A late-November stock-market rally helped deliver a boost to Thrift Savings Plan (TSP) performance in 2025, underscoring how strategic fund allocation can impact retirement outcomes. Federal employees with assets in the stock-based funds saw notable gains, while those in conservative funds experienced steady but smaller returns.
G Fund:
0.34% November
4.08% YTD
4.46% 12 Month
F Fund:
0.64% November
7.49% YTD
5.65% 12 Month
C Fund:
0.24% November
17.78% YTD
14.96% 12 Month
S Fund:
-0.45% November
11.97% YTD
4.08% 12 Month
I Fund
0.42% November
28.54% YTD24.91% 12 Month
The TSP offers several core funds, plus Lifecycle (L) funds that blend investments based on your target retirement date. The three stock-based core funds — C, S, and I — track broad market indexes:
- C Fund invests in U.S. large- and mid-cap companies by mirroring the S&P 500.
- S Fund focuses on U.S. small- and mid-cap stocks outside the S&P 500, tracking the Dow Jones U.S. Completion Total Stock Market Index.
- I Fund targets international companies in developed markets outside the U.S. and Canada, following the MSCI ACWI IMI ex China ex Hong Kong Index.
These funds’ performance directly correlates with stock market trends, meaning market rallies translate into portfolio gains. The other core funds, F (bonds) and G (government securities), offer more modest, stable returns, while L Funds provide a diversified mix that gradually shifts toward conservative investments as retirement nears.
The I Fund led the pack, benefiting from robust international stock-market performance, while the C Fund reflected strength among large U.S. companies. The S Fund also delivered double-digit YTD gains, though with slightly higher volatility typical of smaller-cap stocks.
This recent surge highlights a few important points for federal employees planning retirement:
Equity exposure can pay off. Years like 2025 show how stock-based allocations can generate significant growth, especially over the long term.
Diversification remains essential. While stock funds outperformed this year, combining equities with fixed-income and government securities helps balance growth and risk.
Time in the market matters. Long-term investors who maintain a consistent allocation tend to benefit more than those attempting to time market fluctuations.
Review your TSP allocation.
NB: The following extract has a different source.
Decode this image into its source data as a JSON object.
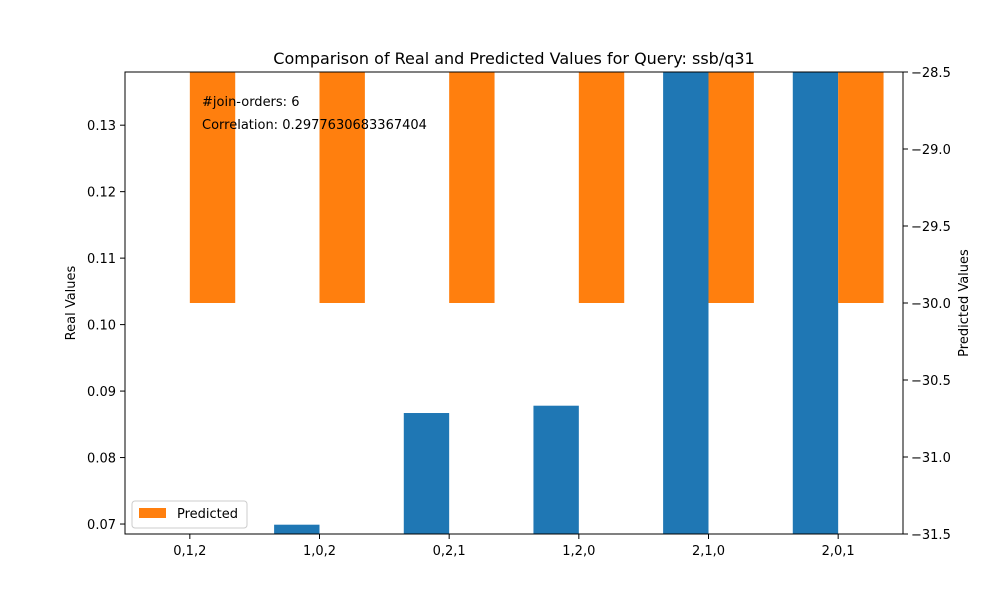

Strong performance in some funds may prompt a review of whether your current mix aligns with your goals, risk tolerance, and retirement horizon.
2025’s rally is a timely reminder that your TSP allocation can dramatically influence retirement outcomes. Federal employees should consider how stock exposure, diversification, and long-term strategy fit into their broader retirement plan. With careful planning, attention to market trends, and the help of a Federal Retirement Consultant (FRC®), you can help ensure your TSP works as hard as you do.